Das große Problem aus Sicht vieler Airline-Manager: Wie beim Ölpreis können die Fluggesellschaften auch beim Thema Verspätungen in einigen Fällen die belastenden Faktoren selbst gar nicht steuern – zum Beispiel bei Engpässen in der Flugsicherung.

„Um die Kosten für Kompensationsleistungen so gering wie möglich zu halten, haben wir in diesem Sommer ein zusätzliches Flugzeug geleast“, beschreibt Keppler von Tuifly das, was möglich ist. Damit könne man schneller reagieren, um Verspätungen durch Slots oder aus anderen Ereignissen zu vermeiden.

Auch Lufthansa stellt mehr Reservejets bereit und hat zu Wochenbeginn unter Führung von Executive Vice President Detlef Kayser – einem früheren McKinsey-Berater – eine Initiative gestartet, um das Verspätungsdrama in den Griff zu bekommen. Vorstandsmitglied Harry Hohmeister hat zudem gefordert, die Kosten für die Verspätungen gerechter zu verteilen. Er will deshalb etwa mit den Flughäfen und der Flugsicherung über das Thema Gebühren sprechen.

Doch die Sorge, dass auch im kommenden Jahr hohe Belastungen aus den Passagieransprüchen drohen, ist in der Branche überall spürbar. Denn das straffe Regelwerk der EU treibt zuweilen seltsame Blüten. Die insolvente Primera Airlines etwa vermarktete zuletzt One-Way-Tickets von Europa in die USA für 149 Dollar.
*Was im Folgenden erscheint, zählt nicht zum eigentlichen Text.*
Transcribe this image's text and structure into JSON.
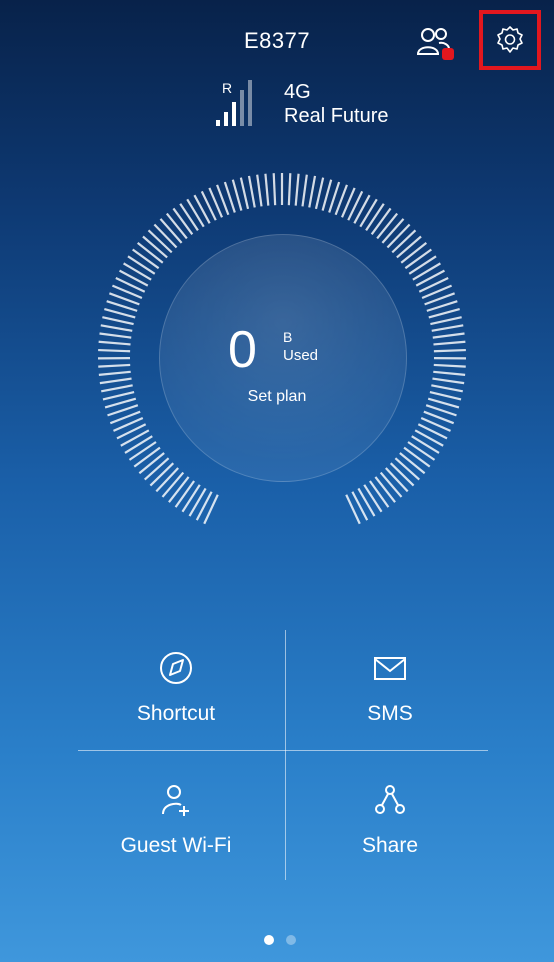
{
  "header": {
    "device_name": "E8377",
    "users_badge_color": "#e2171e"
  },
  "status": {
    "roaming": "R",
    "network_type": "4G",
    "operator": "Real Future",
    "signal_bars": 3
  },
  "usage": {
    "value": "0",
    "unit": "B",
    "label": "Used",
    "action": "Set plan"
  },
  "shortcuts": [
    {
      "label": "Shortcut",
      "icon": "compass-icon"
    },
    {
      "label": "SMS",
      "icon": "envelope-icon"
    },
    {
      "label": "Guest Wi-Fi",
      "icon": "add-user-icon"
    },
    {
      "label": "Share",
      "icon": "share-icon"
    }
  ],
  "pager": {
    "pages": 2,
    "current": 1
  },
  "colors": {
    "highlight": "#e2171e"
  }
}
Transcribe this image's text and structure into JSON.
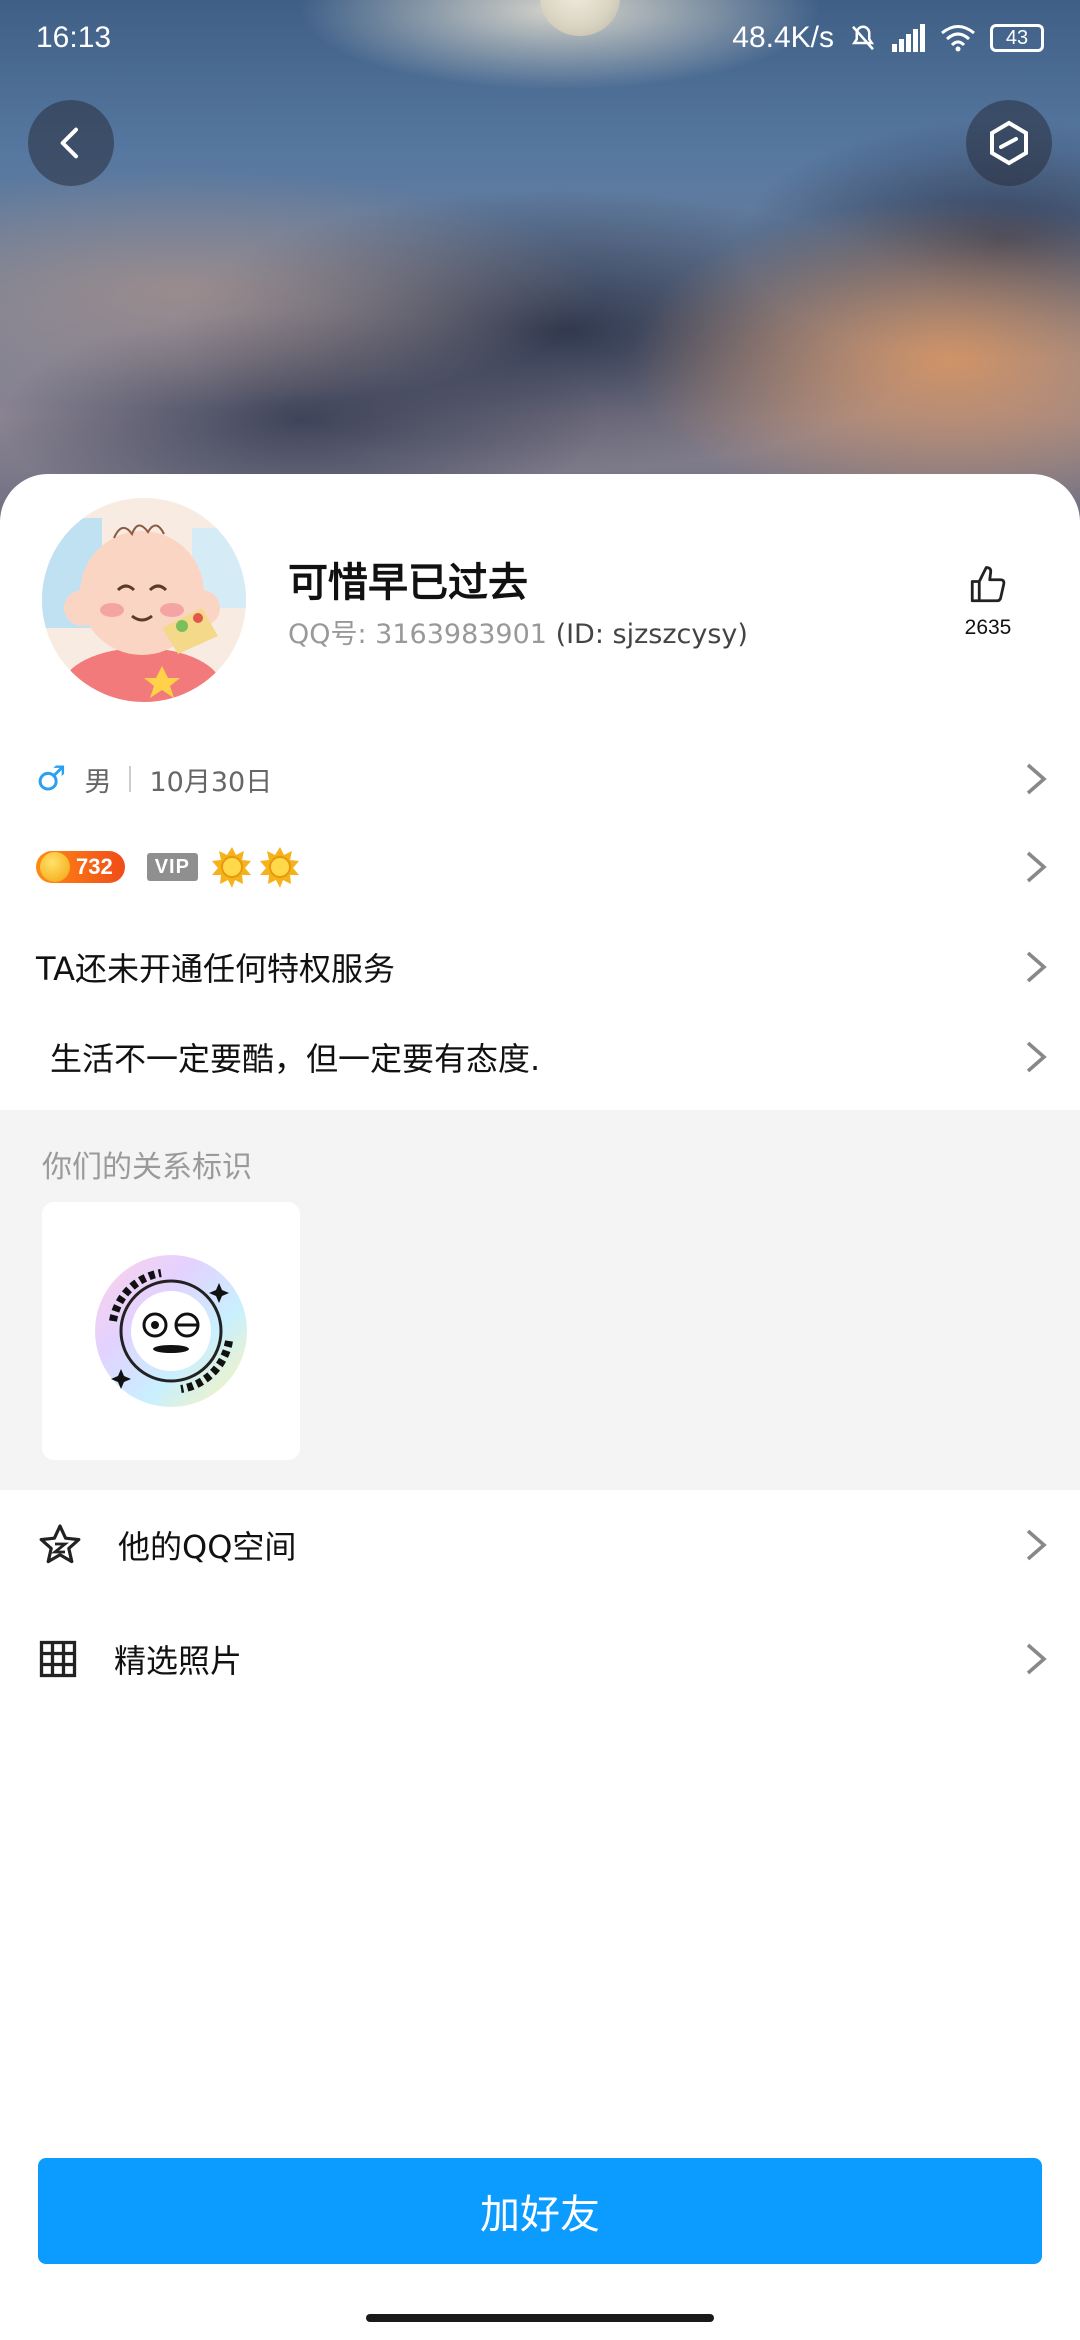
{
  "status_bar": {
    "time": "16:13",
    "net_speed": "48.4K/s",
    "battery": "43"
  },
  "profile": {
    "nickname": "可惜早已过去",
    "qq_label": "QQ号: 3163983901",
    "id_label": "(ID: sjzszcysy)",
    "likes": "2635",
    "gender_symbol": "♂",
    "gender": "男",
    "birthday": "10月30日",
    "level": "732",
    "vip_label": "VIP",
    "privilege_text": "TA还未开通任何特权服务",
    "signature": "生活不一定要酷，但一定要有态度."
  },
  "relation": {
    "title": "你们的关系标识"
  },
  "menu": {
    "qzone": "他的QQ空间",
    "photos": "精选照片"
  },
  "actions": {
    "add_friend": "加好友"
  },
  "colors": {
    "accent": "#0c9bff",
    "gender_blue": "#2aa0f0",
    "level_orange": "#f04c18"
  }
}
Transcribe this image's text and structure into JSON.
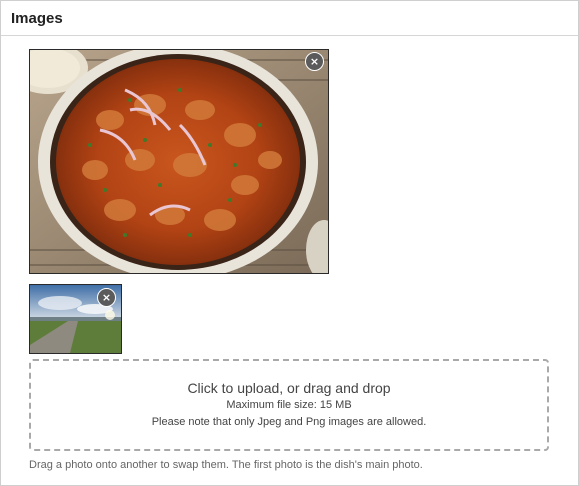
{
  "section": {
    "title": "Images"
  },
  "photos": [
    {
      "name": "main-dish-photo",
      "remove_icon": "×",
      "subject": "chicken curry in a pan"
    },
    {
      "name": "landscape-photo",
      "remove_icon": "×",
      "subject": "path through field under sky"
    }
  ],
  "upload": {
    "main_text": "Click to upload, or drag and drop",
    "max_size_text": "Maximum file size: 15 MB",
    "format_note": "Please note that only Jpeg and Png images are allowed."
  },
  "hint": "Drag a photo onto another to swap them. The first photo is the dish's main photo.",
  "colors": {
    "border": "#cfcfcf",
    "remove_button_bg": "#5b5b5b",
    "dropzone_border": "#a9a9a9"
  },
  "icons": {
    "remove": "close-icon"
  }
}
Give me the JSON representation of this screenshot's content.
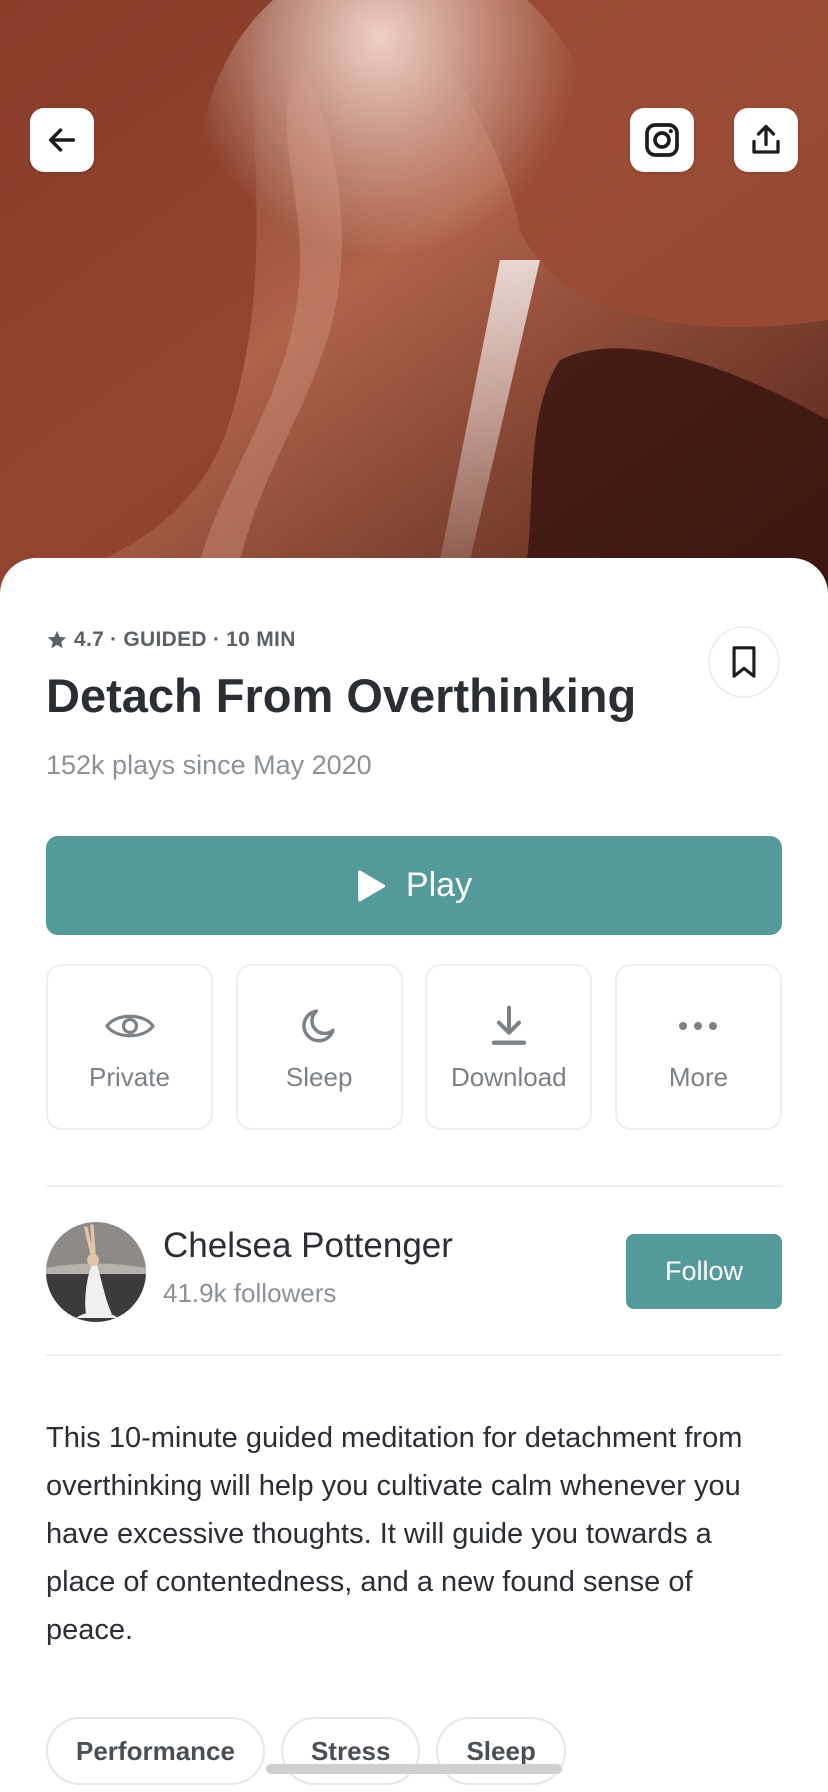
{
  "header": {
    "back_icon": "arrow-left-icon",
    "instagram_icon": "instagram-icon",
    "share_icon": "share-icon",
    "hero_image": "slot-canyon-photo"
  },
  "meta": {
    "rating": "4.7",
    "type": "GUIDED",
    "duration": "10 MIN",
    "separator": "·"
  },
  "title": "Detach From Overthinking",
  "plays": "152k plays since May 2020",
  "bookmark_icon": "bookmark-icon",
  "play_button": {
    "label": "Play",
    "color": "#559a9a"
  },
  "actions": [
    {
      "label": "Private",
      "icon": "eye-icon"
    },
    {
      "label": "Sleep",
      "icon": "moon-icon"
    },
    {
      "label": "Download",
      "icon": "download-icon"
    },
    {
      "label": "More",
      "icon": "more-dots-icon"
    }
  ],
  "author": {
    "name": "Chelsea Pottenger",
    "followers": "41.9k followers",
    "follow_label": "Follow"
  },
  "description": "This 10-minute guided meditation for detachment from overthinking will help you cultivate calm whenever you have excessive thoughts. It will guide you towards a place of contentedness, and a new found sense of peace.",
  "tags": [
    "Performance",
    "Stress",
    "Sleep"
  ]
}
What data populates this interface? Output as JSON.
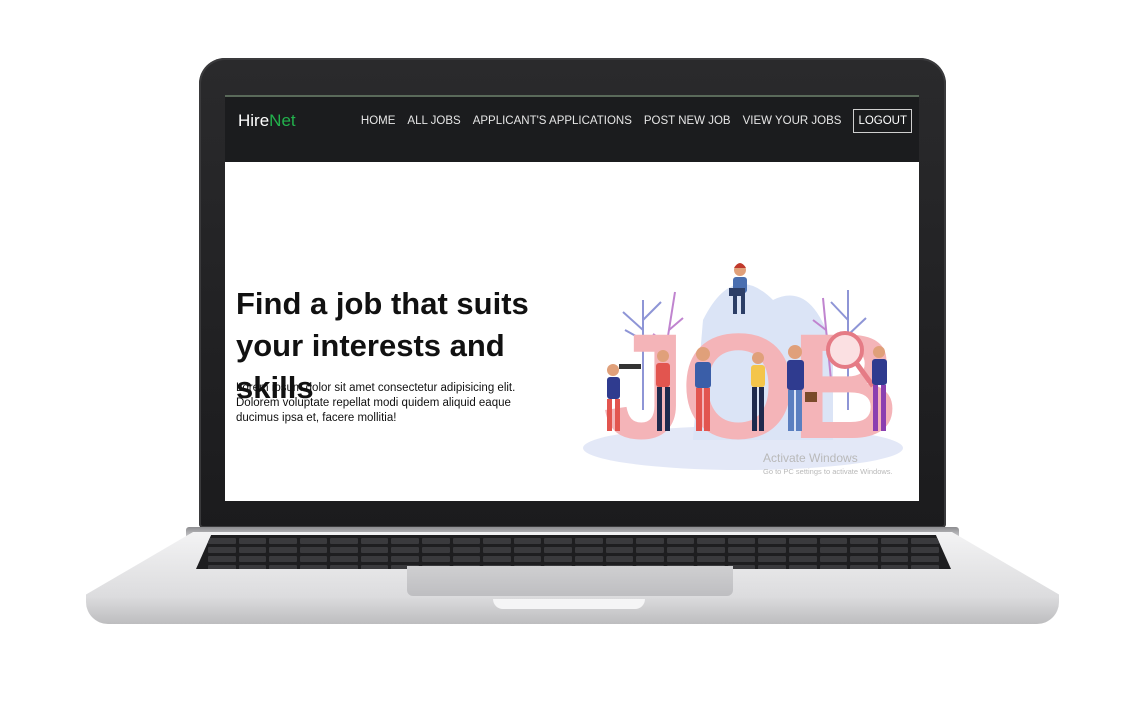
{
  "brand": {
    "first": "Hire",
    "second": "Net",
    "accent_color": "#22b14c"
  },
  "nav": {
    "items": [
      {
        "label": "HOME"
      },
      {
        "label": "ALL JOBS"
      },
      {
        "label": "APPLICANT'S APPLICATIONS"
      },
      {
        "label": "POST NEW JOB"
      },
      {
        "label": "VIEW YOUR JOBS"
      }
    ],
    "logout_label": "LOGOUT"
  },
  "hero": {
    "title_line1": "Find a job that suits",
    "title_line2": "your interests and skills",
    "body": "Lorem ipsum dolor sit amet consectetur adipisicing elit. Dolorem voluptate repellat modi quidem aliquid eaque ducimus ipsa et, facere mollitia!",
    "illustration_letters": "JOB"
  },
  "watermark": {
    "title": "Activate Windows",
    "subtitle": "Go to PC settings to activate Windows."
  },
  "colors": {
    "navbar": "#1b1c1e",
    "letters": "#f4b4b8",
    "page": "#ffffff"
  }
}
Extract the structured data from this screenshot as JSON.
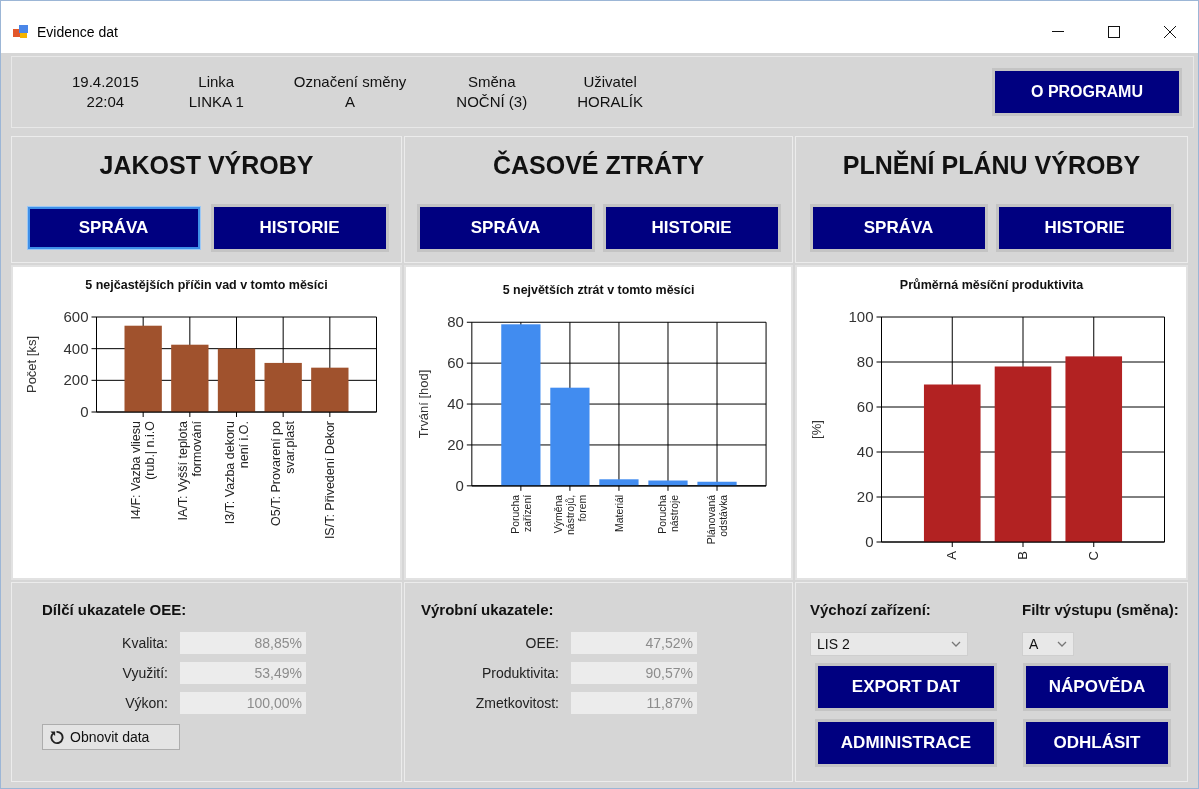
{
  "window": {
    "title": "Evidence dat"
  },
  "header": {
    "items": [
      {
        "label": "19.4.2015",
        "value": "22:04"
      },
      {
        "label": "Linka",
        "value": "LINKA 1"
      },
      {
        "label": "Označení směny",
        "value": "A"
      },
      {
        "label": "Směna",
        "value": "NOČNÍ (3)"
      },
      {
        "label": "Uživatel",
        "value": "HORALÍK"
      }
    ],
    "button": "O PROGRAMU"
  },
  "sections": [
    {
      "title": "JAKOST VÝROBY",
      "buttons": [
        {
          "label": "SPRÁVA",
          "focused": true
        },
        {
          "label": "HISTORIE",
          "focused": false
        }
      ],
      "chart_data": {
        "type": "bar",
        "title": "5 nejčastějších příčin vad v tomto měsíci",
        "ylabel": "Počet [ks]",
        "categories": [
          "I4/F: Vazba vliesu (rub.| n.i.O",
          "IA/T: Vyšší teplota formování",
          "I3/T: Vazba dekoru není i.O.",
          "O5/T: Provarení po svar.plast",
          "IS/T: Přivedení Dekor"
        ],
        "series": [
          {
            "color": "#a0522d",
            "values": [
              545,
              425,
              400,
              310,
              280
            ]
          }
        ],
        "grid": true,
        "ylim": [
          0,
          600
        ],
        "yticks": [
          0,
          200,
          400,
          600
        ]
      }
    },
    {
      "title": "ČASOVÉ ZTRÁTY",
      "buttons": [
        {
          "label": "SPRÁVA",
          "focused": false
        },
        {
          "label": "HISTORIE",
          "focused": false
        }
      ],
      "chart_data": {
        "type": "bar",
        "title": "5 největších ztrát v tomto měsíci",
        "ylabel": "Trvání [hod]",
        "categories": [
          "Porucha zařízení",
          "Výměna nástrojů, forem",
          "Materiál",
          "Porucha nástroje",
          "Plánovaná odstávka"
        ],
        "series": [
          {
            "color": "#418cf0",
            "values": [
              79,
              48,
              3.2,
              2.6,
              2
            ]
          }
        ],
        "grid": true,
        "ylim": [
          0,
          80
        ],
        "yticks": [
          0,
          20,
          40,
          60,
          80
        ]
      }
    },
    {
      "title": "PLNĚNÍ PLÁNU VÝROBY",
      "buttons": [
        {
          "label": "SPRÁVA",
          "focused": false
        },
        {
          "label": "HISTORIE",
          "focused": false
        }
      ],
      "chart_data": {
        "type": "bar",
        "title": "Průměrná měsíční produktivita",
        "ylabel": "[%]",
        "categories": [
          "A",
          "B",
          "C"
        ],
        "series": [
          {
            "color": "#b22222",
            "values": [
              70,
              78,
              82.5
            ]
          }
        ],
        "grid": true,
        "ylim": [
          0,
          100
        ],
        "yticks": [
          0,
          20,
          40,
          60,
          80,
          100
        ]
      }
    }
  ],
  "oee": {
    "title": "Dílčí ukazatele OEE:",
    "fields": [
      {
        "label": "Kvalita:",
        "value": "88,85%",
        "disabled": true
      },
      {
        "label": "Využití:",
        "value": "53,49%",
        "disabled": true
      },
      {
        "label": "Výkon:",
        "value": "100,00%",
        "disabled": true
      }
    ],
    "refresh_button": "Obnovit data"
  },
  "production": {
    "title": "Výrobní ukazatele:",
    "fields": [
      {
        "label": "OEE:",
        "value": "47,52%",
        "disabled": true
      },
      {
        "label": "Produktivita:",
        "value": "90,57%",
        "disabled": true
      },
      {
        "label": "Zmetkovitost:",
        "value": "11,87%",
        "disabled": true
      }
    ]
  },
  "settings": {
    "device_label": "Výchozí zařízení:",
    "device": "LIS 2",
    "filter_label": "Filtr výstupu (směna):",
    "filter": "A",
    "buttons": [
      "EXPORT DAT",
      "NÁPOVĚDA",
      "ADMINISTRACE",
      "ODHLÁSIT"
    ]
  }
}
Die entsprechende Kompensation habe für diese Strecke bei einer Verspätung von mehr als drei Stunden und bei Berücksichtigung aller Ansprüche bis hin zur Verpflegung wahrscheinlich bis zu 700 Dollar betragen, rechnet Callaghan vor: „In welcher anderen Industrie ist ein Lieferant verpflichtet, seinem Kunden das Vielfache dessen zurückzuzahlen, was dieser ihm bezahlt hat, und ihm dann dennoch seine Dienstleistung zu liefern?“

Trotz solcher erkennbaren Fehlentwicklungen geben nicht alle Branchen-Experten den Verbraucherrechten die Schuld an den Insolvenzen. „Die EU-Passagierrechte sind ein Beschleuniger, aber nicht die Ursache für die aktuelle Pleitewelle“, sagt Philip Goedeking, Managing Partner beim Luftfahrtberater Avinomics. Der weitaus größere Kostentreiber sei eine ineffiziente und fragmentierte Luftsicherung in Europa: „Die seit Jahrzehnten überfällige Konsolidierung findet nicht statt.“

Berater beklagen Management-Fehler

Zudem macht Goedeking Manager-Fehler für das Scheitern verantwortlich. So kritisiert er etwa die Entscheidungen von Primera Airlines und Norwegian, auf die noch nicht erprobten neuen Flugzeugtypen A321neo und Boeing 737 MAX zu setzen. „Als Mini-Airline sollte man nicht Launching-Customer für neue Flugzeugtypen spielen und das Unternehmen darauf verwetten, dass so ein Experiment klappt“, so der Experte.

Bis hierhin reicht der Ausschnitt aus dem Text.